Le Tribunal Administratif de Toulouse a rejeté la requête de M. A... C..., ressortissant congolais, qui contestait l'arrêté du préfet de la Haute-Garonne du 6 mars 2025 refusant le renouvellement de son titre de séjour étudiant et l'obligeant à quitter le territoire. Le tribunal a estimé que la décision de refus de séjour était suffisamment motivée et que le préfet avait procédé à un examen réel et sérieux de sa situation. Il a également jugé que le moyen tiré de la méconnaissance de l'article 8 de la Convention européenne des droits de l'homme n'était pas fondé. La solution retenue s'appuie notamment sur les articles L. 422-1 et L. 611-1 du code de l'entrée et du séjour des étrangers et du droit d'asile.

Avocat : SELARL SYLVAIN LASPALLES

23 septembre 2025• 1ère Chambre
TA69Décision• Excès de pouvoir

Tribunal Administratif de Lyon — N° TA69-2309392

Le Tribunal Administratif de Lyon a rejeté la requête de la SCEA La Chaize, qui demandait l'annulation d'un arrêté préfectoral du 22 novembre 2022 autorisant les époux E à exploiter 15,91 hectares de parcelles viticoles. Le tribunal a jugé la requête irrecevable pour tardiveté, la SCEA n'ayant pas démontré avoir été privée de la notification de l'arrêté, conformément aux articles R. 331-6 du code rural et de la pêche maritime. À titre subsidiaire, il a également relevé un défaut d'intérêt à agir de la SCEA pour les parcelles dont elle n'était ni propriétaire ni exploitante. Les demandes de frais de justice ont été rejetées.

Avocat : MALLE

23 septembre 2025• 6ème chambre
TA34Décision• Excès de pouvoir

Tribunal Administratif de Montpellier — N° TA34-2501346

Le Tribunal administratif de Montpellier annule l'arrêté du 13 février 2025 par lequel le préfet des Pyrénées-Orientales avait assigné à résidence M. B..., ressortissant algérien faisant l'objet d'une obligation de quitter le territoire. Le tribunal estime que le préfet a commis une erreur manifeste d'appréciation en obligeant le requérant, qui justifie résider et travailler en région parisienne, à demeurer dans les Pyrénées-Orientales et à se présenter chaque semaine à Perpignan. La décision est fondée sur les articles L. 731-3 et L. 732-4 du code de l'entrée et du séjour des étrangers et du droit d'asile.

Avocat : MALLET

22 septembre 2025• 2ème chambre
TA45Décision• Excès de pouvoir

Tribunal Administratif d'Orléans — N° TA45-2403475

Le Tribunal Administratif d'Orléans a rejeté la requête de M. B C, ressortissant algérien, qui contestait l'arrêté du 22 juillet 2024 du préfet d'Eure-et-Loir lui refusant un titre de séjour et lui faisant obligation de quitter le territoire français.
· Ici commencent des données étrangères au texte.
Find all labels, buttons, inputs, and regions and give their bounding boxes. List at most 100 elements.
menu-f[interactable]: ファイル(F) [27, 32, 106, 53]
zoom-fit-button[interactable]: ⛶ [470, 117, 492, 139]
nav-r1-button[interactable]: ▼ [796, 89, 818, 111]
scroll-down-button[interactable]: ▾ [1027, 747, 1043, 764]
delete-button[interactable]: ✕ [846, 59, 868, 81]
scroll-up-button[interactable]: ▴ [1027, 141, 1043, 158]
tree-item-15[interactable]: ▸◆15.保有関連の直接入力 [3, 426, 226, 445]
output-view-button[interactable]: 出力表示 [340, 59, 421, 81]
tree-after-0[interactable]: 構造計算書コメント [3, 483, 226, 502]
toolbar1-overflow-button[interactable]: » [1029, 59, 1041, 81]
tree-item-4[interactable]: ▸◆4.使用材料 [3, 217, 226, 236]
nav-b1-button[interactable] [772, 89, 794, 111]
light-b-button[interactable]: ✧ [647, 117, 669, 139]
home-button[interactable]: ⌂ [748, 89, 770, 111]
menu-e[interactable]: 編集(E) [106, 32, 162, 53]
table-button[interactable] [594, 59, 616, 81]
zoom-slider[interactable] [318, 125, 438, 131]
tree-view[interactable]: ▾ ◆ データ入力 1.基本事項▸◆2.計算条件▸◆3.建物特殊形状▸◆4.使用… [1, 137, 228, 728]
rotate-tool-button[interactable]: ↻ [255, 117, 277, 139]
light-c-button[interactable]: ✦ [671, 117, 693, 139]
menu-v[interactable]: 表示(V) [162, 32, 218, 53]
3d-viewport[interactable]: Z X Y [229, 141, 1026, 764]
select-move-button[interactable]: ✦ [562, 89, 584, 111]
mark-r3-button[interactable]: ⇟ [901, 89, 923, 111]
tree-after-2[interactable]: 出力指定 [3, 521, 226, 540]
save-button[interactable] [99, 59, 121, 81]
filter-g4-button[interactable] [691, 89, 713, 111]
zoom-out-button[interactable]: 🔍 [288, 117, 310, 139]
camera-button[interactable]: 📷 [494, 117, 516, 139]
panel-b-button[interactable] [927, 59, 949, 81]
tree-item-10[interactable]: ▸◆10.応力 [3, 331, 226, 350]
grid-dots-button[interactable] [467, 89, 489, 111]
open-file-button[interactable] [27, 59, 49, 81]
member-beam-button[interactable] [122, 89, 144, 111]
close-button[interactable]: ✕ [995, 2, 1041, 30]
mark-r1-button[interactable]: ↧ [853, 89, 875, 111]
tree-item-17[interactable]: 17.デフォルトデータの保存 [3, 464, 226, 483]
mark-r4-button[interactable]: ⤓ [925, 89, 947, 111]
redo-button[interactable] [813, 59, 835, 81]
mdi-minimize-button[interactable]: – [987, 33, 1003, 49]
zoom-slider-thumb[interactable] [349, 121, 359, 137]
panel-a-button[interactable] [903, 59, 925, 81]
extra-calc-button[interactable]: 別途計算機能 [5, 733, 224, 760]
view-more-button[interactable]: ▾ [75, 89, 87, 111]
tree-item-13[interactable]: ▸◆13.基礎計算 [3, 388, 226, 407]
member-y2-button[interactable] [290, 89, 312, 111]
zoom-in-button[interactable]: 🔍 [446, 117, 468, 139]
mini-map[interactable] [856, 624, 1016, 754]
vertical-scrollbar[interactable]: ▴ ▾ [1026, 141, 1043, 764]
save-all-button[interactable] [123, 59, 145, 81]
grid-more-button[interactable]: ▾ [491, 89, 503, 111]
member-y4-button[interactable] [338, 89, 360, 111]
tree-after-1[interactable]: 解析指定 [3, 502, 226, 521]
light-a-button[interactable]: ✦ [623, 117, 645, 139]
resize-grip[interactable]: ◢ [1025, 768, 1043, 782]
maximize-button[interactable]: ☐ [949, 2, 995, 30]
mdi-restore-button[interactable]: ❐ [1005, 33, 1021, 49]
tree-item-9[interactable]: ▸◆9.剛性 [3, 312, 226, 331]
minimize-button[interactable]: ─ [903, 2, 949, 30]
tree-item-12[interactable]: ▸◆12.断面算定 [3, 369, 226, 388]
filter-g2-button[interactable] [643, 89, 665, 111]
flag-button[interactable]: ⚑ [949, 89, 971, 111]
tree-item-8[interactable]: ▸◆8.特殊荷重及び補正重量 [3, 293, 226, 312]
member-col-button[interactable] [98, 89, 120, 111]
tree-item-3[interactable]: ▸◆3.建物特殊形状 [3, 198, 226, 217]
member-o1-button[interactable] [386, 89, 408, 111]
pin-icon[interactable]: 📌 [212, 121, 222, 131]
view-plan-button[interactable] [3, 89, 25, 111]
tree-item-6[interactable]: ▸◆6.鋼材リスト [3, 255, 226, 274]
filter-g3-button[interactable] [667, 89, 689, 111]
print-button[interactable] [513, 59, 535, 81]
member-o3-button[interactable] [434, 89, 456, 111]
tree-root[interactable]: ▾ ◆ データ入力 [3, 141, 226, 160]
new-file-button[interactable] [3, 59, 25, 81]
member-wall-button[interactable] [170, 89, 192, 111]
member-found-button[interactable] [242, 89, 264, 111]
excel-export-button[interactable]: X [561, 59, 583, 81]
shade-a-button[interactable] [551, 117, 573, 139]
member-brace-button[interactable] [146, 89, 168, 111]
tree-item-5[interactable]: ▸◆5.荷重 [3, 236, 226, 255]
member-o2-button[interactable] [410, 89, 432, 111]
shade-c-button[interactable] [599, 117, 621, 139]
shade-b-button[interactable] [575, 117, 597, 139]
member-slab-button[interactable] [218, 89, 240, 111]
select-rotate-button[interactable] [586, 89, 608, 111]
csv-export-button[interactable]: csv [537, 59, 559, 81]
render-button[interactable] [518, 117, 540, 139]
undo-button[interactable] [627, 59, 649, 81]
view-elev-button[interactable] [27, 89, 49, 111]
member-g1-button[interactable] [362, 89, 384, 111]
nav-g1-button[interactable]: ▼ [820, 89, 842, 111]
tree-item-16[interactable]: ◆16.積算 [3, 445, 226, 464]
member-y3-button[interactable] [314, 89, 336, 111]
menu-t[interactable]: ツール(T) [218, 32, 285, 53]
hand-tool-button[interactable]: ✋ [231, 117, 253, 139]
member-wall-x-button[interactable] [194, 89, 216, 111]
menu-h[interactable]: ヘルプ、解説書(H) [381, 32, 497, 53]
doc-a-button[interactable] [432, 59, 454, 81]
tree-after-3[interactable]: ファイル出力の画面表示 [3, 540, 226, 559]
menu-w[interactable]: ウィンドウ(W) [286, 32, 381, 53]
Le tribunal a jugé que l'arrêté était suffisamment motivé et que le préfet avait procédé à un examen sérieux de sa situation personnelle. Il a également estimé que le moyen tiré de l'absence d'usage du pouvoir de régularisation n'était pas fondé. En conséquence, les décisions portant obligation de quitter le territoire français et interdiction de retour ont été jugées légales, l'interdiction d'un an n'étant pas disproportionnée. La solution s'appuie sur l'accord franco-algérien du 27 décembre 1968 et le code de l'entrée et du séjour des étrangers et du droit d'asile.

Avocat : DEZALLE

19 septembre 2025• 3ème chambre
TA38Décision• Excès de pouvoir

Tribunal Administratif de Grenoble — N° TA38-2200110

Le Tribunal Administratif de Grenoble a annulé l'arrêté du 16 novembre 2021 par lequel le maire de la Combe-de-Lancey s'était opposé à la déclaration préalable de M. B pour le détachement d'un lot à bâtir. La juridiction a jugé que cet arrêté méconnaissait l'article L. 122-10 du code de l'urbanisme, la parcelle concernée, bien qu'à caractère agricole, ne présentant pas de nécessité de préservation au regard des critères légaux. Le tribunal a enjoint à la commune de réexaminer la demande de M. B dans un délai de deux mois et a condamné celle-ci à lui verser 1 500 euros au titre des frais de justice.